Börsen-Crash aus dem Nichts: Tippfehler als Ursache?
Der radikale Kurssturz um rund 1000 Punkte am Donnerstagabend hat die Weltbörsen erschüttert: Immer noch rätseln Anleger über die Gründe des Kurzzeit-Crashs an der Wall Street.

Foto © Reuters"Kaufen, kaufen, kaufen!"
Selbst langgediente Börsianer haben einen solchen Kursabsturz noch nicht erlebt: Urplötzlich brachen an der Wall Street am Donnerstag die Kurse ein. Der Dow Jones raste binnen nicht mal einer Stunde um insgesamt fast 1.000 Punkte in die Tiefe - niemals zuvor in der Geschichte der Wall Street war es derart drastisch abwärtsgegangen. Und genau so schnell ging es auch wieder nach oben, bis der Dow Jones mit einem Minus von gut 3 Prozent bei 10.520,32 Punkten schloss.
Händler und Experten vermuten den Grund für die rasante Berg- und Talfahrt in den Computersystemen. "Das war wie eine Apokalypse für den computergesteuerten Handel", sagte Stefan de Schutter vom Wertpapierhandelsunternehmen Alpha. Hinzu komme die ohnehin angespannte Stimmung auf den Märkten. Wegen der Griechenland-Krise sind die Börsen auf Talfahrt, allein der Deutsche Aktienindex Dax büßte im Wochenverlauf zeitweise über sechs Prozent ein.
Was war passiert?
Der New Yorker Crash aus dem Nichts erfasste neben dem Leitindex Dow Jones unter anderem den Nasdaq-Index für Technologietitel. Dieser verlor an dem bereits mit "Schwarzen Donnerstag" betitelten Tag bis zu neun Prozent.

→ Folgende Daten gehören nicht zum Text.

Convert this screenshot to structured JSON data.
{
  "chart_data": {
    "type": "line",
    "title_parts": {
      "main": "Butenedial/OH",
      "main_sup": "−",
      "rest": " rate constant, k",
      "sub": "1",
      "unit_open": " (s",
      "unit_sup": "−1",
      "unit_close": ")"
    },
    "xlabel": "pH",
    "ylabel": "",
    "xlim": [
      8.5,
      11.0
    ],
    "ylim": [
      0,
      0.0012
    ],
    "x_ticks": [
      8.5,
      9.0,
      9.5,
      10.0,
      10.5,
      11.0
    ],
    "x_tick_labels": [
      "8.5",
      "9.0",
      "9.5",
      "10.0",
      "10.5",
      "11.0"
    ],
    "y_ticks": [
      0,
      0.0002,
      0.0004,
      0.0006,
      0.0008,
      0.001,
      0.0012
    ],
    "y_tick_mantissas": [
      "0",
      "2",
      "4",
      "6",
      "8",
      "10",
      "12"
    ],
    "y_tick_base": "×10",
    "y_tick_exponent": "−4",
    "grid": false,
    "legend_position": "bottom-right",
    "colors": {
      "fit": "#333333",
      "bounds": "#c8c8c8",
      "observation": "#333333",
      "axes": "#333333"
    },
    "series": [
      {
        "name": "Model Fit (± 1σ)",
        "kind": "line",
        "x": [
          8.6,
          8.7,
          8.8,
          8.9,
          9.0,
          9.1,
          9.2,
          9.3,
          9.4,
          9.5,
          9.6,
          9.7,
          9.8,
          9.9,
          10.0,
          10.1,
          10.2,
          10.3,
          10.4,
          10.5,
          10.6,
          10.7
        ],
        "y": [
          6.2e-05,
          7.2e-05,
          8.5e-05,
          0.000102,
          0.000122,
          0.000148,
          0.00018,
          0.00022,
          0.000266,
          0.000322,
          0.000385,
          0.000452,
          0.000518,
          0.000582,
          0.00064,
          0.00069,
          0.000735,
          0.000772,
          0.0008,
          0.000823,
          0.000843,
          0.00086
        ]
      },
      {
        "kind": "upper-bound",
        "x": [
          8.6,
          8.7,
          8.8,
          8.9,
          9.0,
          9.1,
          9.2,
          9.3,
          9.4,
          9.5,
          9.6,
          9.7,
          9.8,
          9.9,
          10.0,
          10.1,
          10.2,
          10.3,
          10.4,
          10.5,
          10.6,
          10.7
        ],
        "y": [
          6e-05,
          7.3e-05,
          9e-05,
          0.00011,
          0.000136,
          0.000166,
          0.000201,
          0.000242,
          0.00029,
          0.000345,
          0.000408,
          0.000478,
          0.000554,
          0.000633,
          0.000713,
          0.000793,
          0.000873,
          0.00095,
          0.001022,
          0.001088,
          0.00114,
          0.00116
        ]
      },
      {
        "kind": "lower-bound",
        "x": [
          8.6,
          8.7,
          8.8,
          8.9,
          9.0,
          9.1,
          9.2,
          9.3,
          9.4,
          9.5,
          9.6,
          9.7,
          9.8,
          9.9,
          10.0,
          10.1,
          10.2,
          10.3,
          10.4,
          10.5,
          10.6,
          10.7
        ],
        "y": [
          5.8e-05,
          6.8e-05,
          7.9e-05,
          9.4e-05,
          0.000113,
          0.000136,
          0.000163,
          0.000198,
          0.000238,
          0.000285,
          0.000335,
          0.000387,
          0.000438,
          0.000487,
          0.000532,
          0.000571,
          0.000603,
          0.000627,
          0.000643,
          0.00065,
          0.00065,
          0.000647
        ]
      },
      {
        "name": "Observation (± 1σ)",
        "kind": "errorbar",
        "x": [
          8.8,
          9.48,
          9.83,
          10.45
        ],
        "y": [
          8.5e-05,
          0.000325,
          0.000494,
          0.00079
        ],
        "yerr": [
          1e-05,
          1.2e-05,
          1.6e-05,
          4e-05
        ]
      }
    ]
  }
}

Einige Standardwerte wie der Konsumgüterhersteller Procter & Gamble oder der Mischkonzern 3M brachen um rund ein Drittel ein. Insgesamt hat der Börsencrash in der Spitze mehr als 1.000 Mrd. Dollar (786 Mrd. Euro) vernichtet. Was war passiert? Die Börsianer schoben die Schuld in einer ersten Reaktion auf die Computersysteme: Werden bestimmte Grenzwerte durchbrochen, beginnen die Rechenmaschinen automatisch, Aktien zu verkaufen. Fängt ein Computer an, kann er eine Kettenreaktion auslösen. Als die Menschen merkten, dass in der Welt da draußen eigentlich nichts Schlimmes passiert war, begannen sie, den Fehler zu korrigieren und kauften wieder fleißig zu.
Das ist die eine Theorie. Die andere, aufgebracht vom Wirtschaftssender CNBC, lautete, ein großer Marktteilnehmer habe einen Fehler gemacht. Statt "Millionen" habe er "Milliarden" in sein System eingetippt und damit das Chaos ausgelöst. Menschliches Versagen also, sicherlich beflügelt von der ohnehin schlechten Stimmung, die die griechischen Schuldenprobleme schon den ganzen Tag über verbreitet hatten. Und potenziert durch die Computerautomatiken.
Citigroup als Übeltäter?
Laut CNBC weist die Spur zur Citigroup als Übeltäter. Die Großbank wies dies erst einmal zurück und sagte, sie sei genauso ratlos wie der Rest der Finanzwelt. Die Börsenbetreiber schlossen Pannen in ihren Systemen aus. Die staatliche Börsenaufsicht SEC geht den Dingen nun auf den Grund.
Der Absturz hat ungewöhnliche Folgen: Die New Yorker Börsen NYSE und Nasdaq kündigten an, dass alle Transaktionen mit Aktien, die zwischen 14.40 und 15.00 Uhr (Ortszeit) mehr als 60 Prozent verloren hatten, zurückgenommen werden sollen. An der Technologiebörse Nasdaq sind davon mehrere hundert Titel betroffen. "Das hat nichts mehr mit Werten zu tun, das ist ein Witz", ereiferte sich Börsenexperte Joseph Saluzzi von Themis Trading landesweit im Fernsehen. "Das ist der Markt der Vereinigten Staaten von Amerika, das ist nicht Kasachstan oder so."